OTC analgesics: how they work, what they’re used for, safety.
Non-steroidal anti-inflammatory drugs (NSAIDs) that block synthesis of prostaglandins by inhibiting COX enzymes. Tylenol is an OTC analgesic but not a NSAID. Tylenol OD can cause organ failure & death (most often liver), ODs are often accidental—many OTC drugs contain acetaminophen so individual could unknowingly be taking many drugs containing it; drinking alcohol & fasting increase risk of OD.
What is a dietary supplement?

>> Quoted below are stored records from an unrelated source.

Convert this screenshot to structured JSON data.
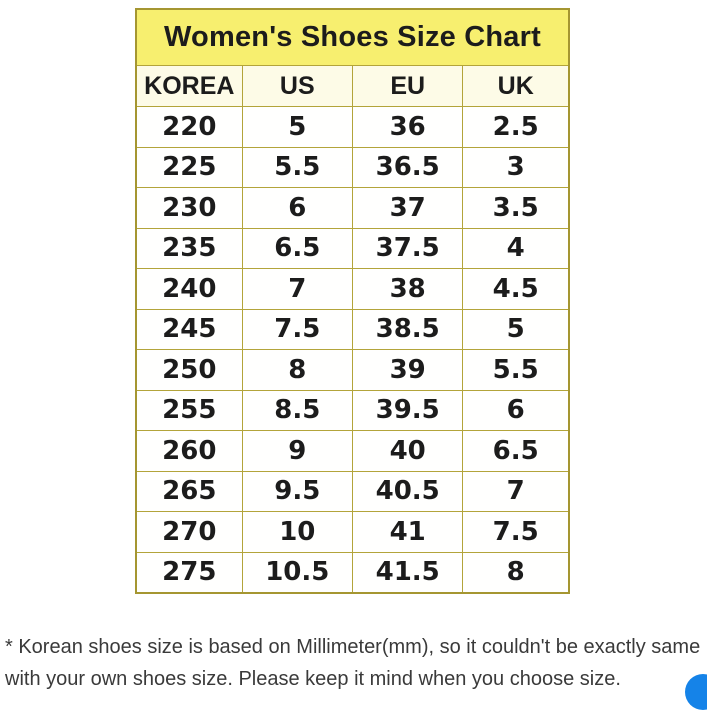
{
  "chart_data": {
    "type": "table",
    "title": "Women's Shoes Size Chart",
    "columns": [
      "KOREA",
      "US",
      "EU",
      "UK"
    ],
    "rows": [
      [
        "220",
        "5",
        "36",
        "2.5"
      ],
      [
        "225",
        "5.5",
        "36.5",
        "3"
      ],
      [
        "230",
        "6",
        "37",
        "3.5"
      ],
      [
        "235",
        "6.5",
        "37.5",
        "4"
      ],
      [
        "240",
        "7",
        "38",
        "4.5"
      ],
      [
        "245",
        "7.5",
        "38.5",
        "5"
      ],
      [
        "250",
        "8",
        "39",
        "5.5"
      ],
      [
        "255",
        "8.5",
        "39.5",
        "6"
      ],
      [
        "260",
        "9",
        "40",
        "6.5"
      ],
      [
        "265",
        "9.5",
        "40.5",
        "7"
      ],
      [
        "270",
        "10",
        "41",
        "7.5"
      ],
      [
        "275",
        "10.5",
        "41.5",
        "8"
      ]
    ],
    "layout": {
      "title_bg": "#f7ef6f",
      "header_bg": "#fdfbe7",
      "cell_bg": "#fffffe",
      "grid_color": "#b3a43a",
      "text_color": "#1c1c1c"
    }
  },
  "footnote": {
    "line1": "* Korean shoes size is based on Millimeter(mm), so it couldn't be exactly same",
    "line2": "with your own shoes size. Please keep it mind when you choose size."
  },
  "floating_button": {
    "color": "#1583e8"
  }
}
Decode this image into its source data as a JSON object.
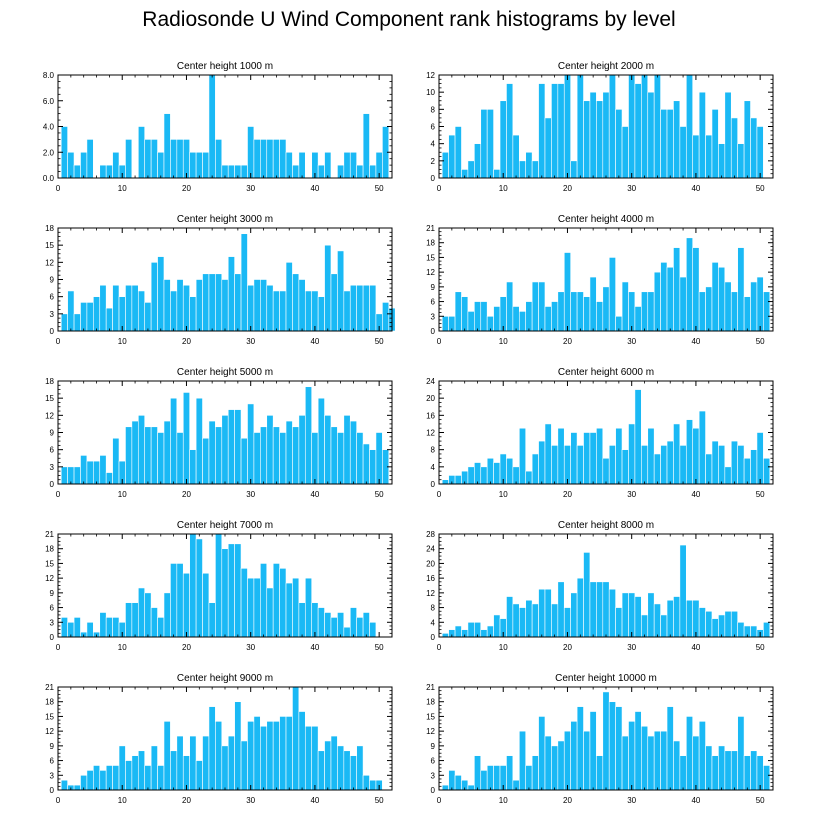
{
  "figure": {
    "title": "Radiosonde U Wind Component rank histograms by level"
  },
  "style": {
    "bar_color": "#1ab9f5",
    "bar_edge": "#ffffff",
    "axis_color": "#000000"
  },
  "chart_data": [
    {
      "type": "bar",
      "title": "Center height 1000 m",
      "xlim": [
        0,
        52
      ],
      "ylim": [
        0,
        8
      ],
      "xticks": [
        0,
        10,
        20,
        30,
        40,
        50
      ],
      "yticks": [
        0,
        2,
        4,
        6,
        8
      ],
      "ytick_labels": [
        "0.0",
        "2.0",
        "4.0",
        "6.0",
        "8.0"
      ],
      "values": [
        4,
        2,
        1,
        2,
        3,
        0,
        1,
        1,
        2,
        1,
        3,
        0,
        4,
        3,
        3,
        2,
        5,
        3,
        3,
        3,
        2,
        2,
        2,
        8,
        3,
        1,
        1,
        1,
        1,
        4,
        3,
        3,
        3,
        3,
        3,
        2,
        1,
        2,
        0,
        2,
        1,
        2,
        0,
        1,
        2,
        2,
        1,
        5,
        1,
        2,
        4
      ]
    },
    {
      "type": "bar",
      "title": "Center height 2000 m",
      "xlim": [
        0,
        52
      ],
      "ylim": [
        0,
        12
      ],
      "xticks": [
        0,
        10,
        20,
        30,
        40,
        50
      ],
      "yticks": [
        0,
        2,
        4,
        6,
        8,
        10,
        12
      ],
      "ytick_labels": [
        "0",
        "2",
        "4",
        "6",
        "8",
        "10",
        "12"
      ],
      "values": [
        3,
        5,
        6,
        1,
        2,
        4,
        8,
        8,
        1,
        9,
        11,
        5,
        2,
        3,
        2,
        11,
        7,
        11,
        11,
        12,
        2,
        12,
        9,
        10,
        9,
        10,
        12,
        8,
        6,
        12,
        11,
        12,
        10,
        12,
        8,
        8,
        9,
        6,
        12,
        5,
        10,
        5,
        8,
        4,
        10,
        7,
        4,
        9,
        7,
        6
      ]
    },
    {
      "type": "bar",
      "title": "Center height 3000 m",
      "xlim": [
        0,
        52
      ],
      "ylim": [
        0,
        18
      ],
      "xticks": [
        0,
        10,
        20,
        30,
        40,
        50
      ],
      "yticks": [
        0,
        3,
        6,
        9,
        12,
        15,
        18
      ],
      "ytick_labels": [
        "0",
        "3",
        "6",
        "9",
        "12",
        "15",
        "18"
      ],
      "values": [
        3,
        7,
        3,
        5,
        5,
        6,
        8,
        4,
        8,
        6,
        8,
        8,
        7,
        5,
        12,
        13,
        9,
        7,
        9,
        8,
        6,
        9,
        10,
        10,
        10,
        9,
        13,
        10,
        17,
        8,
        9,
        9,
        8,
        7,
        7,
        12,
        10,
        9,
        7,
        7,
        6,
        15,
        10,
        14,
        7,
        8,
        8,
        8,
        8,
        3,
        5,
        4
      ]
    },
    {
      "type": "bar",
      "title": "Center height 4000 m",
      "xlim": [
        0,
        52
      ],
      "ylim": [
        0,
        21
      ],
      "xticks": [
        0,
        10,
        20,
        30,
        40,
        50
      ],
      "yticks": [
        0,
        3,
        6,
        9,
        12,
        15,
        18,
        21
      ],
      "ytick_labels": [
        "0",
        "3",
        "6",
        "9",
        "12",
        "15",
        "18",
        "21"
      ],
      "values": [
        3,
        3,
        8,
        7,
        4,
        6,
        6,
        3,
        5,
        7,
        10,
        5,
        4,
        6,
        10,
        10,
        5,
        6,
        8,
        16,
        8,
        8,
        7,
        11,
        6,
        9,
        15,
        3,
        10,
        8,
        5,
        8,
        8,
        12,
        14,
        13,
        17,
        11,
        19,
        17,
        8,
        9,
        14,
        13,
        10,
        8,
        17,
        7,
        10,
        11,
        8
      ]
    },
    {
      "type": "bar",
      "title": "Center height 5000 m",
      "xlim": [
        0,
        52
      ],
      "ylim": [
        0,
        18
      ],
      "xticks": [
        0,
        10,
        20,
        30,
        40,
        50
      ],
      "yticks": [
        0,
        3,
        6,
        9,
        12,
        15,
        18
      ],
      "ytick_labels": [
        "0",
        "3",
        "6",
        "9",
        "12",
        "15",
        "18"
      ],
      "values": [
        3,
        3,
        3,
        5,
        4,
        4,
        5,
        2,
        8,
        4,
        10,
        11,
        12,
        10,
        10,
        9,
        11,
        15,
        9,
        16,
        6,
        15,
        8,
        11,
        10,
        12,
        13,
        13,
        8,
        14,
        9,
        10,
        12,
        10,
        9,
        11,
        10,
        12,
        17,
        9,
        15,
        12,
        10,
        9,
        12,
        11,
        9,
        7,
        6,
        9,
        6
      ]
    },
    {
      "type": "bar",
      "title": "Center height 6000 m",
      "xlim": [
        0,
        52
      ],
      "ylim": [
        0,
        24
      ],
      "xticks": [
        0,
        10,
        20,
        30,
        40,
        50
      ],
      "yticks": [
        0,
        4,
        8,
        12,
        16,
        20,
        24
      ],
      "ytick_labels": [
        "0",
        "4",
        "8",
        "12",
        "16",
        "20",
        "24"
      ],
      "values": [
        1,
        2,
        2,
        3,
        4,
        5,
        4,
        6,
        5,
        7,
        6,
        4,
        13,
        3,
        7,
        10,
        14,
        9,
        13,
        9,
        12,
        9,
        12,
        12,
        13,
        6,
        9,
        13,
        8,
        14,
        22,
        9,
        13,
        7,
        9,
        10,
        14,
        9,
        15,
        13,
        17,
        7,
        10,
        9,
        4,
        10,
        9,
        6,
        8,
        12,
        6
      ]
    },
    {
      "type": "bar",
      "title": "Center height 7000 m",
      "xlim": [
        0,
        52
      ],
      "ylim": [
        0,
        21
      ],
      "xticks": [
        0,
        10,
        20,
        30,
        40,
        50
      ],
      "yticks": [
        0,
        3,
        6,
        9,
        12,
        15,
        18,
        21
      ],
      "ytick_labels": [
        "0",
        "3",
        "6",
        "9",
        "12",
        "15",
        "18",
        "21"
      ],
      "values": [
        4,
        3,
        4,
        1,
        3,
        1,
        5,
        4,
        4,
        3,
        7,
        7,
        10,
        9,
        6,
        4,
        9,
        15,
        15,
        13,
        21,
        20,
        13,
        7,
        21,
        18,
        19,
        19,
        14,
        12,
        12,
        15,
        10,
        15,
        14,
        11,
        12,
        7,
        12,
        7,
        6,
        5,
        4,
        5,
        2,
        6,
        4,
        5,
        3
      ]
    },
    {
      "type": "bar",
      "title": "Center height 8000 m",
      "xlim": [
        0,
        52
      ],
      "ylim": [
        0,
        28
      ],
      "xticks": [
        0,
        10,
        20,
        30,
        40,
        50
      ],
      "yticks": [
        0,
        4,
        8,
        12,
        16,
        20,
        24,
        28
      ],
      "ytick_labels": [
        "0",
        "4",
        "8",
        "12",
        "16",
        "20",
        "24",
        "28"
      ],
      "values": [
        1,
        2,
        3,
        2,
        4,
        4,
        2,
        3,
        6,
        5,
        11,
        9,
        8,
        10,
        9,
        13,
        13,
        9,
        15,
        8,
        12,
        16,
        23,
        15,
        15,
        15,
        13,
        8,
        12,
        12,
        11,
        6,
        12,
        9,
        6,
        10,
        11,
        25,
        10,
        10,
        8,
        7,
        5,
        6,
        7,
        7,
        4,
        3,
        3,
        2,
        4
      ]
    },
    {
      "type": "bar",
      "title": "Center height 9000 m",
      "xlim": [
        0,
        52
      ],
      "ylim": [
        0,
        21
      ],
      "xticks": [
        0,
        10,
        20,
        30,
        40,
        50
      ],
      "yticks": [
        0,
        3,
        6,
        9,
        12,
        15,
        18,
        21
      ],
      "ytick_labels": [
        "0",
        "3",
        "6",
        "9",
        "12",
        "15",
        "18",
        "21"
      ],
      "values": [
        2,
        1,
        1,
        3,
        4,
        5,
        4,
        5,
        5,
        9,
        6,
        7,
        8,
        5,
        9,
        5,
        14,
        8,
        11,
        7,
        11,
        6,
        11,
        17,
        14,
        9,
        11,
        18,
        10,
        14,
        15,
        13,
        14,
        14,
        15,
        15,
        21,
        16,
        13,
        13,
        8,
        10,
        11,
        9,
        8,
        7,
        9,
        3,
        2,
        2
      ]
    },
    {
      "type": "bar",
      "title": "Center height 10000 m",
      "xlim": [
        0,
        52
      ],
      "ylim": [
        0,
        21
      ],
      "xticks": [
        0,
        10,
        20,
        30,
        40,
        50
      ],
      "yticks": [
        0,
        3,
        6,
        9,
        12,
        15,
        18,
        21
      ],
      "ytick_labels": [
        "0",
        "3",
        "6",
        "9",
        "12",
        "15",
        "18",
        "21"
      ],
      "values": [
        1,
        4,
        3,
        2,
        1,
        7,
        4,
        5,
        5,
        5,
        7,
        2,
        12,
        5,
        7,
        15,
        11,
        9,
        10,
        12,
        14,
        17,
        12,
        16,
        7,
        20,
        18,
        17,
        11,
        14,
        16,
        13,
        11,
        12,
        12,
        17,
        10,
        7,
        15,
        11,
        14,
        9,
        7,
        9,
        8,
        8,
        15,
        7,
        8,
        7,
        5
      ]
    }
  ]
}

What is the FDA’s role in the regulation of these?
Supplement containing 1+ ingredient intended to supplement diet: minerals, vitamins, herbs, amino acids, some hormones. Labeling should include: “dietary supplement,” facts panel including amounts of all dietary ingredients; cannot make claims of diagnosis, treating, curing, or preventing diseases; quality indicators. FDA doesn’t have regulation—these are regulated as foods NOT drugs. Don’t get pulled if there’s evidence a supplement is ineffective since they technically cannot claim to do anything other a “support” functioning. FDA does not oversee the manufacturing process—the label accurately reflects substances in supplements & that no drug-like claims are on the label. FDA considers them safe until proven unsafe; not required to conduct clinical trials.